In it, but not of it. TPM DC
Republicans took turns bashing President Barack Obama for his broken promise that people who liked their insurance plans could keep them.
"Never has there been a federal mandate who has just swept so many people aside and said, you must buy this product," said Rep. Marsha Blackburn (R-TN). "Some of you have asked why we're doing this. Let me tell you why. We're doing it for my constituents like Caroline and Lucie and Cindy and Wilma."
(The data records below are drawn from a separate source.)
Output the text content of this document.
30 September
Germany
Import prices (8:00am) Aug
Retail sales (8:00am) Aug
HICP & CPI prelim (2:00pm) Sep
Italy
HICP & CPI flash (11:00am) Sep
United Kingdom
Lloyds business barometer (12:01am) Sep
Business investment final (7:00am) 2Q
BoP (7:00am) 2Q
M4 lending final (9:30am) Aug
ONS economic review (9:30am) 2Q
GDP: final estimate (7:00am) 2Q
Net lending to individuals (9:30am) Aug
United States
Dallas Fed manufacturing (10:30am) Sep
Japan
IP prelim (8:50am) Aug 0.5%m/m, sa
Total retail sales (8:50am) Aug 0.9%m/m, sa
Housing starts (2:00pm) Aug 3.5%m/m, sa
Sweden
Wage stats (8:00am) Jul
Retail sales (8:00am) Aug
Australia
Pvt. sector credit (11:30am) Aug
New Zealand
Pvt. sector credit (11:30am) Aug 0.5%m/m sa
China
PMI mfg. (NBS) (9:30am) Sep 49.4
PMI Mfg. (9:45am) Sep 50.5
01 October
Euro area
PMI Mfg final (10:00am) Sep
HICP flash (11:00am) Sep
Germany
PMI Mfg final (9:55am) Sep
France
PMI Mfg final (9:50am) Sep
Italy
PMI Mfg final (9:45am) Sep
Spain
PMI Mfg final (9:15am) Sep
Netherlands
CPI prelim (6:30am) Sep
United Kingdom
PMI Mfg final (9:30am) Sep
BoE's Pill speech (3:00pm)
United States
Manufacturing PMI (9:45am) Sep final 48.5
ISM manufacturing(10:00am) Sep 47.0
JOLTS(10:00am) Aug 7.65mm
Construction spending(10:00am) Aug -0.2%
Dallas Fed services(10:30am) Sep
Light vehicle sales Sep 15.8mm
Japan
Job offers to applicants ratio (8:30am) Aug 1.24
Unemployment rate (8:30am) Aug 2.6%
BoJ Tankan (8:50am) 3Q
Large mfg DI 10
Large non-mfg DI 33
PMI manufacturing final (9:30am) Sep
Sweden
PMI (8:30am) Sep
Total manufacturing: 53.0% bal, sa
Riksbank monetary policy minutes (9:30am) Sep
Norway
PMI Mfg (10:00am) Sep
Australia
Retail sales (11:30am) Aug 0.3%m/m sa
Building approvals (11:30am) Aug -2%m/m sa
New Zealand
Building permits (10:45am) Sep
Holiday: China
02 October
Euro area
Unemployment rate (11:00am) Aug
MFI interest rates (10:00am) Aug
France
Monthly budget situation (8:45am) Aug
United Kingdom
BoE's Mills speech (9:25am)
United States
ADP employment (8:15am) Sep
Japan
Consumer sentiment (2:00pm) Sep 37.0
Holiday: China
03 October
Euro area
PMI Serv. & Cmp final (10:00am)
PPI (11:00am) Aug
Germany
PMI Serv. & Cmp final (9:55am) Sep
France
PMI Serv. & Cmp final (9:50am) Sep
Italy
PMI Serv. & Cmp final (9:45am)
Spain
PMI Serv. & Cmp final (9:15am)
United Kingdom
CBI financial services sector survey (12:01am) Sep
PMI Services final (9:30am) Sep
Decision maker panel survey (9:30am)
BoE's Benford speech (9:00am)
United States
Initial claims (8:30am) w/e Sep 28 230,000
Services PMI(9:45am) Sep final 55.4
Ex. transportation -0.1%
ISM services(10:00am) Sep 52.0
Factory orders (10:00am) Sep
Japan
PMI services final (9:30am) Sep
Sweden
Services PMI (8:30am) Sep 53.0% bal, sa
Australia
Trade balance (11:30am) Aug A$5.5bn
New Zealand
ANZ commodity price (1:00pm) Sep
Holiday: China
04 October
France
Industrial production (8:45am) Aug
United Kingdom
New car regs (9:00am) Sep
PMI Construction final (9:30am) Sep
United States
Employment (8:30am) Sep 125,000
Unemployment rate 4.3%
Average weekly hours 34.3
Republicans voted down a Democratic substitute bill, which leadership put forth in an attempt to minimize defections. Democrats termed it "Landrieu-Lite," after a bill introduced by Sen. Mary Landrieu (D-LA), although it closely mirrored components of the administrative "fix" enacted by Obama on Thursday.
Unlike the Democrats' proposal, which only lets existing policyholders keep their plans for an extra year, the Republican bill allows insurers to sell current plans to new customers even if those plans fall short of Obamacare's minimum coverage standards. Democrats slammed it as the latest GOP attempt to repeal Obamacare.
"The free enterprise system is lions and they're eating antelopes," said Rep. Jim McDermott (D-WA). "I urge a no vote on this [Upton bill] because you're going to create endless confusion in this country in the insurance market."
Insurers voiced similar concerns about the Obama and Upton fixes, warning that both could lead to a sicker, older pool in the market exchanges (by letting healthier, younger people to hold on to their substandard policies) and therefore compel insurers to raise premiums.
The GOP bill was called the "Keep Your Health Plan Act."